Politics is an unpredictable business. Things can move very quickly. I think Sajid is a capable colleague, and I am pleased to say it was a sensible appointment. I think his track record is very good.
What’s your take on Indo-UK relationships? Recently Prime Minister Narendra Modi was here and signed many agreements.
It’s a very important relationship. Obviously, there is an enormous historical connection. I think it’s true to say that over many decades the UK has failed to work as hard as we should have done to maintain and build the relationship particularly from the trading point of view. I hope one of the outcomes of Britain leaving the EU will be to focus far more on building those relationships, and particular with India, a massive country, a massive market, because we have things in common and things that divide us. But I think the similarity of legal systems, the fact that India has maintained a successful democracy for the last 70 years. And on such a scale, it’s a remarkable achievement. And of course, we share the English language which makes so much easier to have an effective diplomatic partnership and also to do business between two countries.
Are you happy with the way the unelected House of Lords is behaving on Brexit and other parliamentary businesses?
I think it is very difficult in a modern democracy, to justify an unelected group undermining the procedures of an elected chamber. If it was an elected upper house, it would have a more democratic legitimacy and will be in a strong position to challenge.

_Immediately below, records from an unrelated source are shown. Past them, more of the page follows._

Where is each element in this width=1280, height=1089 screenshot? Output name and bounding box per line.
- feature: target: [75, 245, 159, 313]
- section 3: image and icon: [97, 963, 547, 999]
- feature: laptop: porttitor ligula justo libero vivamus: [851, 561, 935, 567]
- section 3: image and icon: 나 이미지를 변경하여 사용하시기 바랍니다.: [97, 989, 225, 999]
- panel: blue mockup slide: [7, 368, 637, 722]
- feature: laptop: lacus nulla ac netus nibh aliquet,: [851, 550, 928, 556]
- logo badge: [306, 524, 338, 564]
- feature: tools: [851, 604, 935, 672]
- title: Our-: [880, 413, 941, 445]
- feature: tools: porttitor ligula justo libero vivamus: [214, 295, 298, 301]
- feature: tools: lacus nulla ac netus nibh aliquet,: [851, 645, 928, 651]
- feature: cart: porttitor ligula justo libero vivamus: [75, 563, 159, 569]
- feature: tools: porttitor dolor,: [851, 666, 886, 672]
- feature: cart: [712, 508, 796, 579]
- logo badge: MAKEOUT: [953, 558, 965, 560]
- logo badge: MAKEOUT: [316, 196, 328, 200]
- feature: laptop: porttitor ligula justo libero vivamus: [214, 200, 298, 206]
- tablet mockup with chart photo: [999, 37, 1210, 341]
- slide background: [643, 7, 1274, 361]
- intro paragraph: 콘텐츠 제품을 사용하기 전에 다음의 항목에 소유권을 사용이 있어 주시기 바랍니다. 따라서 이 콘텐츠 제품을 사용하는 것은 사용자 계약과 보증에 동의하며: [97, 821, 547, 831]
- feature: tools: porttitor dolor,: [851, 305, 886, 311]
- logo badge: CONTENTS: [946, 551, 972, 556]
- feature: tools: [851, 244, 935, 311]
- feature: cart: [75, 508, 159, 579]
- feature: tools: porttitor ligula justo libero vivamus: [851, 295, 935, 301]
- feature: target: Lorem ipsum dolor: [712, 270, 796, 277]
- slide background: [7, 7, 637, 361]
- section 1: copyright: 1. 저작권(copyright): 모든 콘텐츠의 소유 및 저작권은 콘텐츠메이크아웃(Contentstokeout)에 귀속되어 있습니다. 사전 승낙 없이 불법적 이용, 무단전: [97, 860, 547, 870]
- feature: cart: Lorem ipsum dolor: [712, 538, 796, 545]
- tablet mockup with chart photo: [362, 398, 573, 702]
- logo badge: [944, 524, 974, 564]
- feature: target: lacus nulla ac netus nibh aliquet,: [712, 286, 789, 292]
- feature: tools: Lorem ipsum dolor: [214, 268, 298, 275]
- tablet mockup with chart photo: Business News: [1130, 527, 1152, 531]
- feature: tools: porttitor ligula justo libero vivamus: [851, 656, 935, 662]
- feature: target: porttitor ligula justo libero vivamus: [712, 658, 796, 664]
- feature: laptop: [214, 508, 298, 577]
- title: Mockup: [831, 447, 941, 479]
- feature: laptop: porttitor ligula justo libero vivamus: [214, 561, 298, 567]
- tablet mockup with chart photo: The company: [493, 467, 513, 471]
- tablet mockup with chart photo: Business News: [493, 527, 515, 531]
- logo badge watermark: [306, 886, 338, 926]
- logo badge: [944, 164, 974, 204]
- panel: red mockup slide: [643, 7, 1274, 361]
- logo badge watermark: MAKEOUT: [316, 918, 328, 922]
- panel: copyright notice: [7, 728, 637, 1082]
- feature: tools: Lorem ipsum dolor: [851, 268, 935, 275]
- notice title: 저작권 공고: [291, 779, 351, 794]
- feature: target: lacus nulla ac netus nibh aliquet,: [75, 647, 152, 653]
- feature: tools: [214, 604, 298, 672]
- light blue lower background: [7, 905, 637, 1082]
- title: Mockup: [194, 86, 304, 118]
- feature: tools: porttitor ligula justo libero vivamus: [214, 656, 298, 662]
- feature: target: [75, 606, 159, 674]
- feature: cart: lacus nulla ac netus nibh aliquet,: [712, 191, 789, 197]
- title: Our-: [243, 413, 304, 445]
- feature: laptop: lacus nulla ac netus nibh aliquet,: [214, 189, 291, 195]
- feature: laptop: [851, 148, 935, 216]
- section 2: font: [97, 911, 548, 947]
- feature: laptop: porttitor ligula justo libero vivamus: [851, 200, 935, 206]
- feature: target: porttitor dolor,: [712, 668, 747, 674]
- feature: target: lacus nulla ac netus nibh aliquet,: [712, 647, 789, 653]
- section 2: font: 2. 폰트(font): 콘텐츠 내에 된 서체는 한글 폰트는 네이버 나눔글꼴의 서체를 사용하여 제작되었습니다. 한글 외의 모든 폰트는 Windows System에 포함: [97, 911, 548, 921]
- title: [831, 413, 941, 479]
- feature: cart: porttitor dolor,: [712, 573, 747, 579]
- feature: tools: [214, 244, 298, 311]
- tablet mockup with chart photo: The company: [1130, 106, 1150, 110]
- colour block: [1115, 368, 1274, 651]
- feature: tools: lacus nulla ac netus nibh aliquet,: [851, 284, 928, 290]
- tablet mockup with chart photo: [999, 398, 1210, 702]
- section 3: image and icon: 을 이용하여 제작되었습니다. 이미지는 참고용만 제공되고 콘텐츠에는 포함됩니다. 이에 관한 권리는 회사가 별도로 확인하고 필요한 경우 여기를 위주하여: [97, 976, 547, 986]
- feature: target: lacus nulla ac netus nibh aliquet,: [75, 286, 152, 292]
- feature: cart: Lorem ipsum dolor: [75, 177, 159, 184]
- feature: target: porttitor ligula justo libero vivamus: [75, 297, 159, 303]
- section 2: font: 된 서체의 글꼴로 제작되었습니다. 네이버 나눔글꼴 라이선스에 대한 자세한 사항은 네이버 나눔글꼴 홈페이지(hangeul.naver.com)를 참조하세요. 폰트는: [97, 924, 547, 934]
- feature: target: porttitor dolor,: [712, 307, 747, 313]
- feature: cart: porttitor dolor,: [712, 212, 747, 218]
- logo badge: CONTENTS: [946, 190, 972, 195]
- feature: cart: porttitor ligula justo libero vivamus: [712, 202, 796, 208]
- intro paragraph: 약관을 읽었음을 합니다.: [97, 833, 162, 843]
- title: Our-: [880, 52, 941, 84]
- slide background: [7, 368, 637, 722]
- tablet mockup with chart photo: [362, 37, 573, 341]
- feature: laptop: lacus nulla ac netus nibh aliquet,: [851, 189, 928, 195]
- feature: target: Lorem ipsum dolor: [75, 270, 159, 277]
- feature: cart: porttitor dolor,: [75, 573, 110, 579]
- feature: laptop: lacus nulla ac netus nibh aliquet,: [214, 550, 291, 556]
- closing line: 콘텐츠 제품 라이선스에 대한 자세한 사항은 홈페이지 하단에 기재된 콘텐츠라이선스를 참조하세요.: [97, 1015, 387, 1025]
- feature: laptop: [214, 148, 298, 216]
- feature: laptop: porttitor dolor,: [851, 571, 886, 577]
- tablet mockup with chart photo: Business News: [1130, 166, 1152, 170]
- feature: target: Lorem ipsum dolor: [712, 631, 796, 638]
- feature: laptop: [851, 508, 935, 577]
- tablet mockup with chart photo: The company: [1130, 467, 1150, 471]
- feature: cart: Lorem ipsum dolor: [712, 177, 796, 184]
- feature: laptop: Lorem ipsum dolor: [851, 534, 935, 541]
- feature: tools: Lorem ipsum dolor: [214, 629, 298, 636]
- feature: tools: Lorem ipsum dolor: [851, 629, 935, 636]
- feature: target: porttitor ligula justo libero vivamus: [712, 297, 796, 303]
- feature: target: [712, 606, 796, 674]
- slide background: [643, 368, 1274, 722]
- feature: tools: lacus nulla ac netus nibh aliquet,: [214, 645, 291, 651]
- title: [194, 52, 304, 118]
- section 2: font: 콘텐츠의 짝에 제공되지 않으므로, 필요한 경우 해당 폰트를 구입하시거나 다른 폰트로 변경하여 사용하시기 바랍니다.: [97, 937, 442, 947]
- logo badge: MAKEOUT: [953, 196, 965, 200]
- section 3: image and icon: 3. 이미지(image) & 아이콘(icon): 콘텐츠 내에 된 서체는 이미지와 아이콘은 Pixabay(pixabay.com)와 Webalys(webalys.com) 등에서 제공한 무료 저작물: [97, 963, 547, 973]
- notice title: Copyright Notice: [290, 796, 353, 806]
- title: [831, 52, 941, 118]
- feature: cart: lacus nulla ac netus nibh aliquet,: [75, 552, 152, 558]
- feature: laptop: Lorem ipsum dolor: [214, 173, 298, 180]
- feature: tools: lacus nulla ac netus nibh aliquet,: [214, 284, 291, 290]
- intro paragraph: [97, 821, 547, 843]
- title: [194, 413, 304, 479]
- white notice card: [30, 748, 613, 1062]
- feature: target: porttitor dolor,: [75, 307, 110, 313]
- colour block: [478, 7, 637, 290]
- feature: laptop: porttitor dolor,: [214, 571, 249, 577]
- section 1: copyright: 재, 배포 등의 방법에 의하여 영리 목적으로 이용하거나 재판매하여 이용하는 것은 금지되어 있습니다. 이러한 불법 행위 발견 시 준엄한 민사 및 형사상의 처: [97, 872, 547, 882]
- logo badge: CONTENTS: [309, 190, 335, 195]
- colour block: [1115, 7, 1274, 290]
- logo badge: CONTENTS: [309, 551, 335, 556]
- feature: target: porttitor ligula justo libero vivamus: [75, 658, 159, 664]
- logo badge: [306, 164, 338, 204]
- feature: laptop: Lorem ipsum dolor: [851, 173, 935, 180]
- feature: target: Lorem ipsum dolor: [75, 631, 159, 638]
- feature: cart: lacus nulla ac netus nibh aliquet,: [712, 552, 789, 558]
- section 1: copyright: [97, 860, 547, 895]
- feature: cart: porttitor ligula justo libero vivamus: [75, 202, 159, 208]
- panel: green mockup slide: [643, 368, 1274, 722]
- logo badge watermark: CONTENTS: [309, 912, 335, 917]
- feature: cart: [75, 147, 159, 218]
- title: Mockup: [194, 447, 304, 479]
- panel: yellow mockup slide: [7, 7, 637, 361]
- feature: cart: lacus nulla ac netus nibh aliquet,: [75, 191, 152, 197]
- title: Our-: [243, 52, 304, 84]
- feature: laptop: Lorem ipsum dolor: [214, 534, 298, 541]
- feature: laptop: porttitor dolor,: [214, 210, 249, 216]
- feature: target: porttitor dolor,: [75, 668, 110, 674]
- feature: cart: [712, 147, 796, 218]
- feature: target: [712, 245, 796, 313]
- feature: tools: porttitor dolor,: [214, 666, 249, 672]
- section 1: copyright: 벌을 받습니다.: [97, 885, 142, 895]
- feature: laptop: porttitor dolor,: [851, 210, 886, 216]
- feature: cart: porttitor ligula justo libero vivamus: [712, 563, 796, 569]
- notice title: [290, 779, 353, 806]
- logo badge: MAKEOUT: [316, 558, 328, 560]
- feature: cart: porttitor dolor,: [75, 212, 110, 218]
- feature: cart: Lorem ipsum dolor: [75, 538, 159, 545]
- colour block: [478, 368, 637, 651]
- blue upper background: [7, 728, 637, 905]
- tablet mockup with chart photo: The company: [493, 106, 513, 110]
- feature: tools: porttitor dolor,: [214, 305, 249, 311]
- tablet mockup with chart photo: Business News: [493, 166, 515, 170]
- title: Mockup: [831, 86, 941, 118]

So I think, under our current constitutional arrangements, of course, the House of Lords has got the right to behave as it does. I think it would be appropriate and sensible for the House of Lords to behave with greater restraint, recognising what is perfectly proper to amend the EU withdrawal bill in ways that improves it as a piece of legislation. It is entirely improper to seek to amend it in ways that it is aimed to frustrate Brexit altogether. And for an unelected house to stand in the way in this country where 17.5 million people who voted to leave in a referendum is not right. The government must obey the decision made by the people.